Jovens usam seus smartphones (para tudo, menos para falar ao telefone) na baia de Singapura - AFP
Jovens usam seus smartphones (para tudo, menos para falar ao telefone) na baia de Singapura Imagem: AFP

Letícia Naísa

Do TAB, em São Paulo

15/10/2019 04h00

Os anos 1990 e a nostalgia podem estar de volta à moda, mas se tem uma coisa que não pega mais são as ligações telefônicas. Entre os millennials e a geração Z, telefone não está com nada. Linhas fixas são coisa rara, e os celulares já têm aplicativos que bloqueiam ligações de desconhecidos e acusam ligações de telemarketing como spam, facilitando a decisão de não atender. Se a ligação direta já ficou difícil, imagine a ligação urbana. Não tem mais gente pra ligar nos poucos orelhões das cidades.

No Brasil, com uma população de 209 milhões de habitantes, há mais de 228 milhões de celulares ativos, segundo a Anatel (Agência Nacional de Telecomunicações). Se quase todo brasileiro tem um celular, por que raios os jovens não atendem quando ele toca?

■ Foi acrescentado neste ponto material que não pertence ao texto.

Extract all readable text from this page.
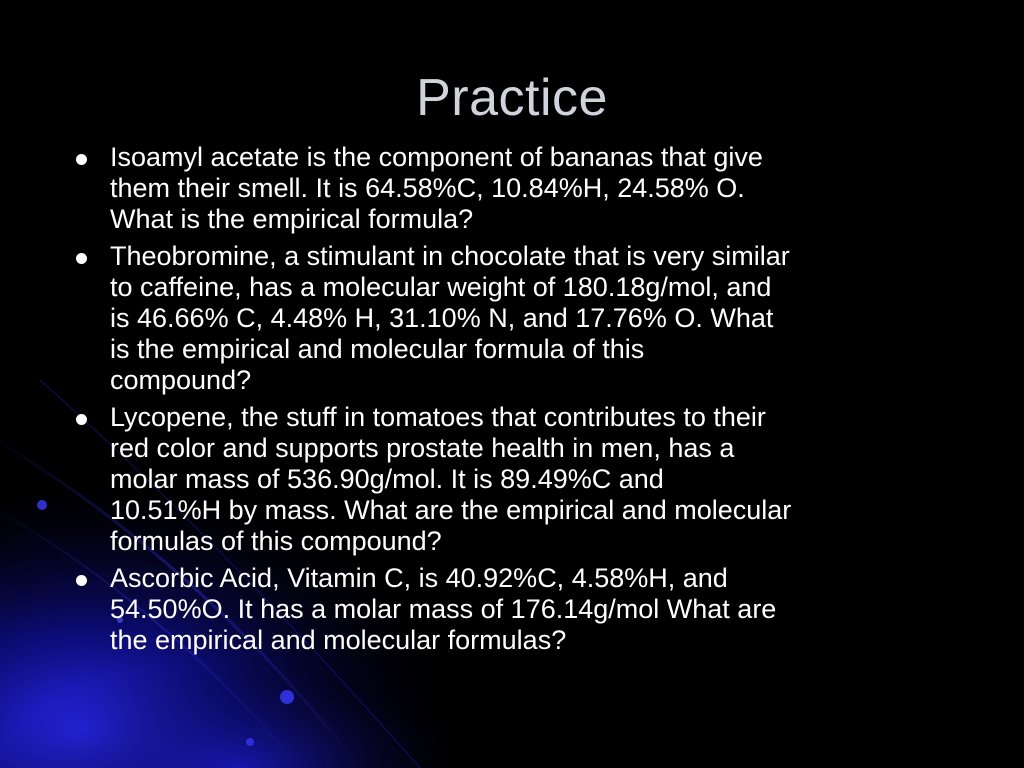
Practice
Isoamyl acetate is the component of bananas that give
them their smell. It is 64.58%C, 10.84%H, 24.58% O.
What is the empirical formula?
Theobromine, a stimulant in chocolate that is very similar
to caffeine, has a molecular weight of 180.18g/mol, and
is 46.66% C, 4.48% H, 31.10% N, and 17.76% O. What
is the empirical and molecular formula of this
compound?
Lycopene, the stuff in tomatoes that contributes to their
red color and supports prostate health in men, has a
molar mass of 536.90g/mol. It is 89.49%C and
10.51%H by mass. What are the empirical and molecular
formulas of this compound?
Ascorbic Acid, Vitamin C, is 40.92%C, 4.58%H, and
54.50%O. It has a molar mass of 176.14g/mol What are
the empirical and molecular formulas?
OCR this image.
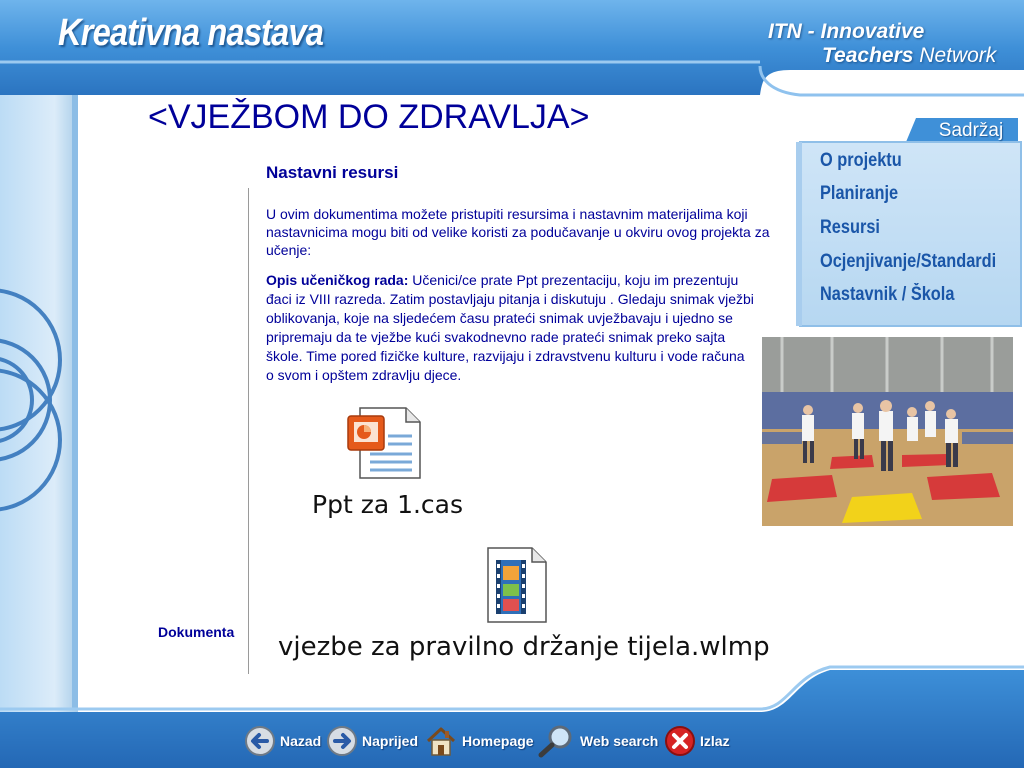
Kreativna nastava	ITN - Innovative
Teachers Network
<VJEŽBOM DO ZDRAVLJA>
Nastavni resursi
U ovim dokumentima možete pristupiti resursima i nastavnim materijalima koji nastavnicima mogu biti od velike koristi za podučavanje u okviru ovog projekta za učenje:
Opis učeničkog rada: Učenici/ce prate Ppt prezentaciju, koju im prezentuju đaci iz VIII razreda. Zatim postavljaju pitanja i diskutuju . Gledaju snimak vježbi oblikovanja, koje na sljedećem času prateći snimak uvježbavaju i ujedno se pripremaju da te vježbe kući svakodnevno rade prateći snimak preko sajta škole. Time pored fizičke kulture, razvijaju i zdravstvenu kulturu i vode računa o svom i opštem zdravlju djece.
Dokumenta
Ppt za 1.cas
vjezbe za pravilno držanje tijela.wlmp
Sadržaj
O projektu
Planiranje
Resursi
Ocjenjivanje/Standardi
Nastavnik / Škola
Nazad	Naprijed	Homepage	Web search	Izlaz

"Sempre senti incômodo em falar ao telefone, não sei o que é direito, mas não tenho isso quando troco mensagens", conta ao TAB o engenheiro de dados Vinícius Barros, 35. "Quando preciso ligar pra alguém, fico angustiado. Na minha cabeça, vou estar incomodando a pessoa da mesma forma que eu me sinto incomodado quando me ligam", escreveu à reportagem — a entrevista foi por email.

Hoje, adolescentes e jovens adultos já não se telefonam para saber como estão nem para contar um sonho. Eles mandam um zap. E, se apertar a vontade de ouvir uma voz, enviam mensagem de áudio ou fazem videochamada. "O que não é melhor nem pior do que antigamente, apenas diferente", brinca o antropólogo Michel Alcoforado, sócio-diretor da Consumoteca, que pesquisa hábitos da geração Z na América Latina. "Estamos lidando com uma nova dimensão da linguagem, em que as palavras têm uma força que é completamente da entonação, do ritmo, da respiração, do gesto que a comunicação face a face proporciona, e isso tem um impacto na comunicação."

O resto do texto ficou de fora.